Spring break was drawing to a close.
Tom, Colby, and Noodle waited quietly around the kitchen table for Tom’s mom to return from Manhattan’s Midtown South Precinct, where Mr. Edison had spent the last day and a half, answering questions about how he ended up hanging from the ceiling of Grand Central Terminal.
Just like the three kids had done, he told them everything he knew: how they were in search of Thomas Edison’s secret formula to create gold, how Lieutenant Faber had planted the stolen book in Tom’s room, and how Curt Keller and Nicky Polazzi had been the ones who’d kidnapped Tom and Colby.
The detectives didn’t believe a word about any secret alchemy formula, but since so much of their stories checked out, they had no choice but to order a department-wide investigation on Faber, as well as on Sergeants Gilbert and Mancini, and have a judge issue a restraining order on Curt Keller for the time being.
But the old CEO’s whereabouts were currently unknown.
The sound of keys jiggled in the lock, and Tom’s parents entered the kitchen. His mom set Rose down and headed toward the fridge to make her lunch. She looked tired, Tom noticed. Not that he blamed her. She’d had the scare of her life when Tom went missing and now had to deal with fines, cops, and a delinquent son and husband.
Since it was their second strike with the police, Tom, Noodle, and Colby had been given mandatory community service, and their families each had to pay a five-hundred-dollar fine. Still, they hadn’t been sent to “the big house” as Noodle had feared, and had even received an e-mail of appreciation from the mayor for their help in uncovering an elevator that supposedly led to a private room in the Waldorf-Astoria Hotel next door. What exactly that “secret suite” was, the kids had no idea.
Tom’s dad took a seat at the table. Nobody spoke.
Noodle finally broke the silence in typical Noodle fashion. “So you beat the rap, Mr. E?”
“Decent fine. License suspended,” he answered with a sigh. “All in all, though, I’d say I got off easy.”
Tom’s relieved eyes met his mom’s. She smiled. Or at least it looked like a smile. It was hard to tell with her sometimes.
“Your father explained everything on the way home from the station,” she said. “I’ll just never understand how the two of you get yourselves into these situations.”
“But,” Tom’s dad piped up, “your mom and I have also decided that even though the outcome wasn’t what we’d hoped, the adventure itself had given us something.”
He reached across the table and placed his hand over his wife’s. “Something this family had been missing for a while, and I think, when we’re in Wichita, that we need to remember how—” He broke off, confused. “Tom, what are you smiling about?”
“You’ve got exactly the look on your face that always worries me,” added his mother. “So spit it out. What do you have to tell us?”
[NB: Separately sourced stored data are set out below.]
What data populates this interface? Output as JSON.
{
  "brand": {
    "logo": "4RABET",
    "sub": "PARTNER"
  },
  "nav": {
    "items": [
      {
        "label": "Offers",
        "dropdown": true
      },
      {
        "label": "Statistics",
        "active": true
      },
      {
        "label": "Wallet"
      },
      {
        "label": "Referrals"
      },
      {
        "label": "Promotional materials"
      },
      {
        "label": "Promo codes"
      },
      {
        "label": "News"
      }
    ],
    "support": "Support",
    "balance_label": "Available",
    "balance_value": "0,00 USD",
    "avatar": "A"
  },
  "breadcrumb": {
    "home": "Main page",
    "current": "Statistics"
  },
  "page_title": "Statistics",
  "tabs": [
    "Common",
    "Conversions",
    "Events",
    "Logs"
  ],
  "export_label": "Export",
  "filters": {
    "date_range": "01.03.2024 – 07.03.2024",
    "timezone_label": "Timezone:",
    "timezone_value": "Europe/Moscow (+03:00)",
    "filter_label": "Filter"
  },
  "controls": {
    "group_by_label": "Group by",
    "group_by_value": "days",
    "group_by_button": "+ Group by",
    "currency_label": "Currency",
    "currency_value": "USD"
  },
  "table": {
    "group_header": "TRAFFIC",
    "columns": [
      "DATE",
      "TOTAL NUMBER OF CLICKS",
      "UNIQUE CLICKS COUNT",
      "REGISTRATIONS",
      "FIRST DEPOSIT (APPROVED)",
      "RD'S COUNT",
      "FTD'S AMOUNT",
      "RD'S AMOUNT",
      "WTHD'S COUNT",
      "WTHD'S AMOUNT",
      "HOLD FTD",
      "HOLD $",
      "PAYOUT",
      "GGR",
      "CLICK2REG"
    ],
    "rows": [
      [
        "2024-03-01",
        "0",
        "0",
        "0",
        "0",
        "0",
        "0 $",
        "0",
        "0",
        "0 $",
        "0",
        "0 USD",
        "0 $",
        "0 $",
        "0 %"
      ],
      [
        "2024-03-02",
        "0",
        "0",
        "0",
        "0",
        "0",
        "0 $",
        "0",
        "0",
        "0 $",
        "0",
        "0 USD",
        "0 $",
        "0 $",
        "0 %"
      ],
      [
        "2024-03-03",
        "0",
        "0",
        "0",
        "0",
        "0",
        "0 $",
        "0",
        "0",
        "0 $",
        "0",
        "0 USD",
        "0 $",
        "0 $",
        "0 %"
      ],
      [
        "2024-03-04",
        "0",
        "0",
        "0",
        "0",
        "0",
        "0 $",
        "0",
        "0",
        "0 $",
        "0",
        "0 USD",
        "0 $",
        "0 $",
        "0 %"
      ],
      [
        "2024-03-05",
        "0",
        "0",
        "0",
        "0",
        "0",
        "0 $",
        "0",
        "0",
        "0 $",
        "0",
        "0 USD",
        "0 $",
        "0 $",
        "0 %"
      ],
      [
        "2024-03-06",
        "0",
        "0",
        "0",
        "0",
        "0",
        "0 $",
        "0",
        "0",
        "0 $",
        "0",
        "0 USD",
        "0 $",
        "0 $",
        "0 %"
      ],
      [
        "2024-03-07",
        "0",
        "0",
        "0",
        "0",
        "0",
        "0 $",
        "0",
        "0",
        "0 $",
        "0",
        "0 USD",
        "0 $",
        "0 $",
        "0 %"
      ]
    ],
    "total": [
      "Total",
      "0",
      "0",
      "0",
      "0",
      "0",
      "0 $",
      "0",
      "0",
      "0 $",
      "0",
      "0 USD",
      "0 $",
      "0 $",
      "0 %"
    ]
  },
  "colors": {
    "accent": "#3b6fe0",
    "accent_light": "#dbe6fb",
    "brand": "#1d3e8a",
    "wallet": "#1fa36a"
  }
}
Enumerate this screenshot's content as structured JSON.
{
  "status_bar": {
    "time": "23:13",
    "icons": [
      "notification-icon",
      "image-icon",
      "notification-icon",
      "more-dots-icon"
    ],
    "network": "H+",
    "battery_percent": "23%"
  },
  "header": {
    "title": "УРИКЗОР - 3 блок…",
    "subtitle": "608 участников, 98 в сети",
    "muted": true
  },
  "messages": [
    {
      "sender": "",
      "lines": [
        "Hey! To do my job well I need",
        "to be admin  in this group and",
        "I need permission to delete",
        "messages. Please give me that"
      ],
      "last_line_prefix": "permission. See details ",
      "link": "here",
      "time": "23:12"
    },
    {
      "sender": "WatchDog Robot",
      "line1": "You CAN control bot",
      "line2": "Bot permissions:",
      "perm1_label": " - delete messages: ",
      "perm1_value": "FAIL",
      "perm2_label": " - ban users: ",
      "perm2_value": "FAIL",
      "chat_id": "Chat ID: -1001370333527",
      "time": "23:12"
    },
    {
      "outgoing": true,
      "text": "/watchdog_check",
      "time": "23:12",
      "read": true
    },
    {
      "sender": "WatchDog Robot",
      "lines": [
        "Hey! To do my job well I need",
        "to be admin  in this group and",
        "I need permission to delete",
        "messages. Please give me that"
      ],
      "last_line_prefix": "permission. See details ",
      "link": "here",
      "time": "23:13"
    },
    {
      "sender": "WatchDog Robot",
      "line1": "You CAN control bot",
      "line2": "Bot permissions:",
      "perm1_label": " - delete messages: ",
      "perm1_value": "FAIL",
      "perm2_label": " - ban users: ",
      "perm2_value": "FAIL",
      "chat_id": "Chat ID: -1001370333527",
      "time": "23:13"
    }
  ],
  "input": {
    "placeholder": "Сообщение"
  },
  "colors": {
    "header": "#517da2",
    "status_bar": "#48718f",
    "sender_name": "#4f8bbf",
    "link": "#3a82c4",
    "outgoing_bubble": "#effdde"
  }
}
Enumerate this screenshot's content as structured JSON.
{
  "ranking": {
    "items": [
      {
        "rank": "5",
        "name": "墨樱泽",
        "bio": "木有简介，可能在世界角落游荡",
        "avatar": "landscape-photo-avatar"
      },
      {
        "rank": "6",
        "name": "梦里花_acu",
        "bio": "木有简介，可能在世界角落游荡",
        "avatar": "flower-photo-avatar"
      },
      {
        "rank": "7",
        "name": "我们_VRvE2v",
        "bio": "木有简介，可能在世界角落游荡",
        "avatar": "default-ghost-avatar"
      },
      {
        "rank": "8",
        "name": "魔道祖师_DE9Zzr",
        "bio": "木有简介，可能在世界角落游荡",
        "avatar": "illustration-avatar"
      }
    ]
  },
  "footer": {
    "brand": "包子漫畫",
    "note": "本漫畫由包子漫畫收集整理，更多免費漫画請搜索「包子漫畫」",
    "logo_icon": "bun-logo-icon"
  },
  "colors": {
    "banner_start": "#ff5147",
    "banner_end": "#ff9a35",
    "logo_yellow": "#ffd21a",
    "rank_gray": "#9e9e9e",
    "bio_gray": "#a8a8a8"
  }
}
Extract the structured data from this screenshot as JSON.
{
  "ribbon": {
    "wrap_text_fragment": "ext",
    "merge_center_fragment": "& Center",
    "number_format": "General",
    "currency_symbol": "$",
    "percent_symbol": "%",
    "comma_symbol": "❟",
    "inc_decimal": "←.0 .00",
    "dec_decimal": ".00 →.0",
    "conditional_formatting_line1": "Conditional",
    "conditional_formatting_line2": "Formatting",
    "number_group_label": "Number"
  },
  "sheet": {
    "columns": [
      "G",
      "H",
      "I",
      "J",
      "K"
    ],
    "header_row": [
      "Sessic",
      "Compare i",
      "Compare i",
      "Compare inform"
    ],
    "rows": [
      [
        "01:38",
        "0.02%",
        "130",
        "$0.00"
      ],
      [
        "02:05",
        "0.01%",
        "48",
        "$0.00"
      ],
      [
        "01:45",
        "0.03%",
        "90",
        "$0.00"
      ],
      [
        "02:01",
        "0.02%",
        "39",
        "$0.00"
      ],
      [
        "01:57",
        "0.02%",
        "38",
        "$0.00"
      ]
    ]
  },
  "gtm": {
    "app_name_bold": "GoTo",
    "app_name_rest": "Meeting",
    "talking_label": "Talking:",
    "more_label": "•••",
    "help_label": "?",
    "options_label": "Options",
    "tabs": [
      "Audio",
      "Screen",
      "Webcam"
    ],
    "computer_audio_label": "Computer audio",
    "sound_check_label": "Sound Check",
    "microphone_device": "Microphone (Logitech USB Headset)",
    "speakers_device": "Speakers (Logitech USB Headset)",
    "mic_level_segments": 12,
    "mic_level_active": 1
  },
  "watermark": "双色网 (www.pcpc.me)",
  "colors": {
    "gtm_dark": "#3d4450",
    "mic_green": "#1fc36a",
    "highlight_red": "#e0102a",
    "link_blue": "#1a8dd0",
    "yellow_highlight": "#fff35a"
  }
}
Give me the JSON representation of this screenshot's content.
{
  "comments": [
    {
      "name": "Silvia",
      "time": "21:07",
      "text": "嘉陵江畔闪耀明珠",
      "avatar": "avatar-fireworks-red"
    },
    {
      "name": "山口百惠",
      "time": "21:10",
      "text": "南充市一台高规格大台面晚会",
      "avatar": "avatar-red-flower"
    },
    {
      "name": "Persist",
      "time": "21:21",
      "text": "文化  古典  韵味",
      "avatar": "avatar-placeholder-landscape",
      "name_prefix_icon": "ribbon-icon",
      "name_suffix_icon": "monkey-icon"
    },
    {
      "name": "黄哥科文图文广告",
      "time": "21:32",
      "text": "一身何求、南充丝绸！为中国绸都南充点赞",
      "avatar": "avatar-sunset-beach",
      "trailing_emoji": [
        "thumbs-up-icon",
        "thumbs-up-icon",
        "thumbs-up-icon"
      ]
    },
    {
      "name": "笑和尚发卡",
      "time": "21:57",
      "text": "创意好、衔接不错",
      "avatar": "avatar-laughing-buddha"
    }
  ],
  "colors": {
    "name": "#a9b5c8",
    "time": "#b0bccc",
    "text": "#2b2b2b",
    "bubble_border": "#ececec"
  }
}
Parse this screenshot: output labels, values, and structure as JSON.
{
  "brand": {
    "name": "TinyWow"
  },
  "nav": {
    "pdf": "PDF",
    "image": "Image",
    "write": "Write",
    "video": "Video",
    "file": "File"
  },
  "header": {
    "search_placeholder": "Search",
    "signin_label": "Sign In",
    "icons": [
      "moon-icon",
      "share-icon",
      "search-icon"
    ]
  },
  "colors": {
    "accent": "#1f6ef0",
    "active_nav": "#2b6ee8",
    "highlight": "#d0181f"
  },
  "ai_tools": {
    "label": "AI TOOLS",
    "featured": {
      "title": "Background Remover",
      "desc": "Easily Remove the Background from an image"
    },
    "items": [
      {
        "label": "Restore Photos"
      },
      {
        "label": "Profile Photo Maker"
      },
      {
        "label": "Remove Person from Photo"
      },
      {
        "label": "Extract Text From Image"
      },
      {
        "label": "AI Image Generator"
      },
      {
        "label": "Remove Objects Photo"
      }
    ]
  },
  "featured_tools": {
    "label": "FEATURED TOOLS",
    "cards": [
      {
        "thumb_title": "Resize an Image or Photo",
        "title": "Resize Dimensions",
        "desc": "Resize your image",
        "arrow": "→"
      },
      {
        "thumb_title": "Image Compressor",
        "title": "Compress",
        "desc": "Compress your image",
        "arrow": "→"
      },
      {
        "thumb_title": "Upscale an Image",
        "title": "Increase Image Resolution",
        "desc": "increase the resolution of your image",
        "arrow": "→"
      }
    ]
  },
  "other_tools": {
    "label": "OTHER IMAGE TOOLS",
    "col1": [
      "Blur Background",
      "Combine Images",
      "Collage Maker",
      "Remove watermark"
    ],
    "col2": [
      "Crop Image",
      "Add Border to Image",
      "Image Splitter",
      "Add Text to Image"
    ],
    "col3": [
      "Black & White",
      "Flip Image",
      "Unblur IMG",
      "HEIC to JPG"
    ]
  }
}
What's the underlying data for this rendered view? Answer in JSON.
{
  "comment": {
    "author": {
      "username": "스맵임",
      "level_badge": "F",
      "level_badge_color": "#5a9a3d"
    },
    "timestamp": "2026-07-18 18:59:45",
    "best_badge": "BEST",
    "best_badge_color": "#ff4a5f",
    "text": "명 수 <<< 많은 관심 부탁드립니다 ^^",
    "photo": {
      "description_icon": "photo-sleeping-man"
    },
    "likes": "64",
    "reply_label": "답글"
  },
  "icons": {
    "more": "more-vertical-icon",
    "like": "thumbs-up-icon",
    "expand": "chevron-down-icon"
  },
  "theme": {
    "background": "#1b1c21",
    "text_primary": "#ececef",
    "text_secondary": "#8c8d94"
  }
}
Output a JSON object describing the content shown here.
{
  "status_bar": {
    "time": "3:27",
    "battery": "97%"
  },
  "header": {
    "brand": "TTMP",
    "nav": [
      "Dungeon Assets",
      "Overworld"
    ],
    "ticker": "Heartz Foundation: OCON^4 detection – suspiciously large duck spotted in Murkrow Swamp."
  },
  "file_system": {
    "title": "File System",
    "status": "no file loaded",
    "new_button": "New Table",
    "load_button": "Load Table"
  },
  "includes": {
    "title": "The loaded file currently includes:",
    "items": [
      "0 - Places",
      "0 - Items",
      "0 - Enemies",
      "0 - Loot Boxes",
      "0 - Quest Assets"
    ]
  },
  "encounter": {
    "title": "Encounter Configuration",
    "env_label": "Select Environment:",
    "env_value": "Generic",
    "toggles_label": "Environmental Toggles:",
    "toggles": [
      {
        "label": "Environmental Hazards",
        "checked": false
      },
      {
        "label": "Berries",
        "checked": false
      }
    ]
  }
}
All eyes were on Tom, who grabbed a notepad and started writing, then slid it across the table toward his father.
Here your search will terminate. So pop the cork and celebrate, it read.
“Yeah, yeah, we all know what the baseball bat said,” sighed Colby with a glance toward Tom’s note.
You’re not getting it, he wrote in huge, underlined print, shaking his head no like a mime as he gestured toward the ceiling. Tom was certain there were still a couple of Keller’s listening devices hidden somewhere.
“What’s to get?” whispered his dad.
Tom then reached into his pocket and placed a tiny metal key on the kitchen table. He’d hardly been able to contain his excitement while he’d waited for his father to come home from the station.
This was inside the baseball bat, wrote Tom.
His dad picked up the key, slowly turning it over in his hands to read its message. They could all now see that engraved into its side were the coordinates 41° 2’ 47.42” N, 73° 51’ 50.12” W.
“I can’t believe you held out on us for this long,” said Colby, smacking him on the arm.
“I wanted everyone to be together,” he whispered.
Tom’s mother scooped up the key and turned it over in her palm.
“Mommy, lemme see!” Rose’s round fingers wriggled for it, and Mrs. Edison held it close for her daughter to get a good look.
“Pretty,” Rose pronounced.
Tom’s dad sprang to his feet. He had his Swiss Army knife out and used it to slice open one of the storage boxes that was marked Mise—DESK DRAWERS.
“What are you looking for?” asked Tom’s mom. “I spent all week organizing those boxes.”
“Something we accidentally packed,” he answered.
After a few moments of searching, Mr. Edison pulled out a large map of the United States.
He was determined to figure out where those coordinates led.